Akte unmittelbarer verwaltungsbehördlicher Befehls- und Zwangsgewalt können auch vorliegen, wenn die Maßnahmen für den Betroffenen nicht unmittelbar wahrnehmbar sind, vielmehr kommt es darauf an, ob ein Eingriff in die Rechtssphäre des Betroffenen erfolgt. Dies kann auch ohne sein Wissen der Fall sein.

Im Betreten einer Liegenschaft, bei dem sich die einschreitenden Organe auf Verhaltensweisen beschränkt haben, die im ländlichen Raum zur Feststellung, ob jemand zu Hause sei, durchaus üblich sind (das Öffnen eines nicht versperrten, aber geschlossenen Gatters sowie nicht versperrter, aber geschlossener Türen einer Tenne sowie eines Stalls), hat der VfGH jedoch ebenso wenig die Ausübung unmittelbarer verwaltungsbehördlicher Befehls- und Zwangsgewalt erblickt, wie im bloßen Befahren einer Privatstraße, die nicht als Privatstraße mit Fahrverbot ersichtlich gemacht war und in welchem Fall der Grundeigentümer von der Amtshandlung nicht betroffen war.

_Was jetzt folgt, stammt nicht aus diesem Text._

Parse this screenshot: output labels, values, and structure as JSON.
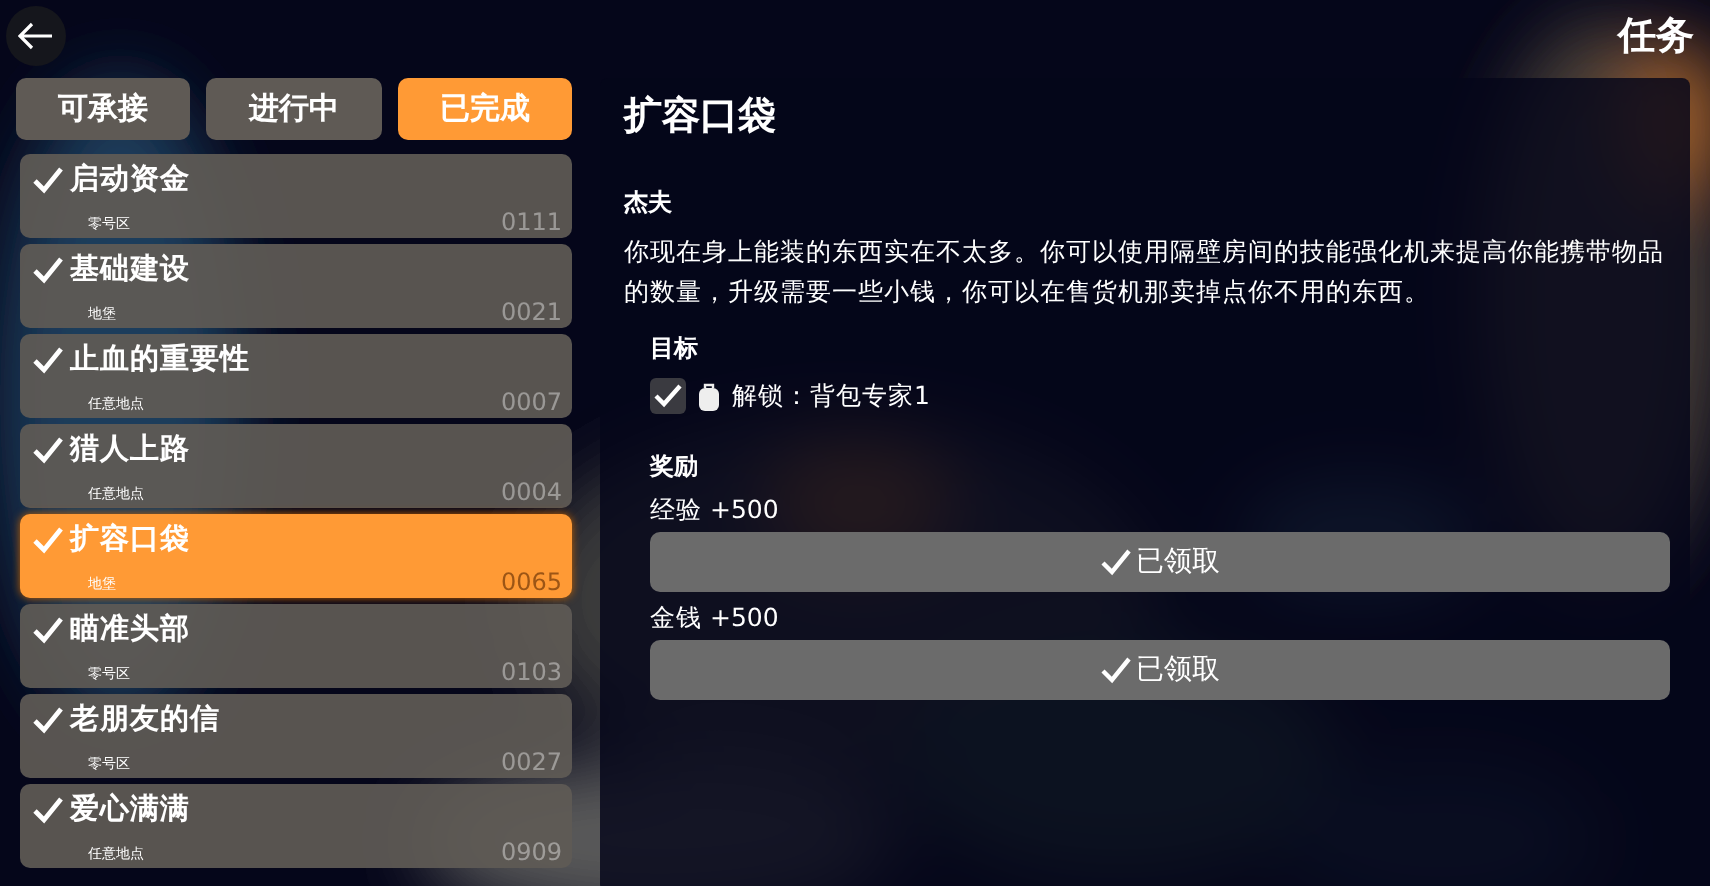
{
  "header": {
    "title": "任务"
  },
  "tabs": [
    {
      "label": "可承接",
      "selected": false
    },
    {
      "label": "进行中",
      "selected": false
    },
    {
      "label": "已完成",
      "selected": true
    }
  ],
  "quests": [
    {
      "title": "启动资金",
      "area": "零号区",
      "code": "0111",
      "completed": true,
      "selected": false
    },
    {
      "title": "基础建设",
      "area": "地堡",
      "code": "0021",
      "completed": true,
      "selected": false
    },
    {
      "title": "止血的重要性",
      "area": "任意地点",
      "code": "0007",
      "completed": true,
      "selected": false
    },
    {
      "title": "猎人上路",
      "area": "任意地点",
      "code": "0004",
      "completed": true,
      "selected": false
    },
    {
      "title": "扩容口袋",
      "area": "地堡",
      "code": "0065",
      "completed": true,
      "selected": true
    },
    {
      "title": "瞄准头部",
      "area": "零号区",
      "code": "0103",
      "completed": true,
      "selected": false
    },
    {
      "title": "老朋友的信",
      "area": "零号区",
      "code": "0027",
      "completed": true,
      "selected": false
    },
    {
      "title": "爱心满满",
      "area": "任意地点",
      "code": "0909",
      "completed": true,
      "selected": false
    }
  ],
  "detail": {
    "title": "扩容口袋",
    "giver": "杰夫",
    "description": "你现在身上能装的东西实在不太多。你可以使用隔壁房间的技能强化机来提高你能携带物品的数量，升级需要一些小钱，你可以在售货机那卖掉点你不用的东西。",
    "objectives_heading": "目标",
    "objectives": [
      {
        "text": "解锁：背包专家1",
        "checked": true
      }
    ],
    "rewards_heading": "奖励",
    "rewards": [
      {
        "label": "经验 +500",
        "button": "已领取",
        "claimed": true
      },
      {
        "label": "金钱 +500",
        "button": "已领取",
        "claimed": true
      }
    ]
  }
}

Für die Qualifikation der gegenständlichen Amtshandlung ist angesichts der dargestellten Rechtsprechung daher von wesentlicher Bedeutung, ob durch sie ein Eingriff in die Rechtssphäre des Beschwerdeführers dadurch bewirkt wurde, dass die Beamten ohne seine Zustimmung seine Privatstraße befuhren, seine Grundstücke und Gebäude betraten, dortige Erhebungen pflogen und ob ihr Verhalten in objektiver Hinsicht darauf abzielte, eine diesbezügliche Duldungspflicht des Beschwerdeführers zu bewirken.

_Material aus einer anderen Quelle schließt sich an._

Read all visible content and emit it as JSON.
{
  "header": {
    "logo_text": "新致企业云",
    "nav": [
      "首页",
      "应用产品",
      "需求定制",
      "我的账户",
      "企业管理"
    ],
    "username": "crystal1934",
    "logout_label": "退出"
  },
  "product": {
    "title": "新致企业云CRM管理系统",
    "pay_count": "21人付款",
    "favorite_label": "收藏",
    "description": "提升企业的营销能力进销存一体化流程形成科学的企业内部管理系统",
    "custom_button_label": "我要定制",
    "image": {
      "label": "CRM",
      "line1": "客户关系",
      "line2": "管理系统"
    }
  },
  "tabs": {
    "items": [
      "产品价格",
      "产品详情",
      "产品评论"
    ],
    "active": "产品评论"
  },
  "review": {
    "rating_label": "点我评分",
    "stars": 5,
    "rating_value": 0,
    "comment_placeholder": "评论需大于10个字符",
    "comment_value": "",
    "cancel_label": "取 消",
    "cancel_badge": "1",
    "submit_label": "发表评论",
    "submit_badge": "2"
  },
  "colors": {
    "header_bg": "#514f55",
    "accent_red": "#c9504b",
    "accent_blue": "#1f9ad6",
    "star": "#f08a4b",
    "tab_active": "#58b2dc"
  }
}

Das Befahren der mit einem Schild 'Privatweg - Begehen verboten' versehenen Privatstraße zur Almhütte und die dortigen Erhebungen können nicht ohne Weiteres als Verhaltensweisen, 'die im ländlichen Raum zur Feststellung, ob sich jemand dort aufhält, durchaus üblich sind', angesehen werden, sondern hatten offensichtlich einen anderen, über eine solche bloße Feststellung hinausgehenden Zweck. Von einem bloßen Befahren eines Weges, um zum Beschwerdeführer zu gelangen bzw dessen Anwesenheit festzustellen, kann nicht mehr gesprochen werden. Die Amtshandlung hatte vielmehr - abgesehen von ihrer andersartigen Zweckrichtung - eine längere Dauer und größere Intensität als derartige Vorgangsweisen.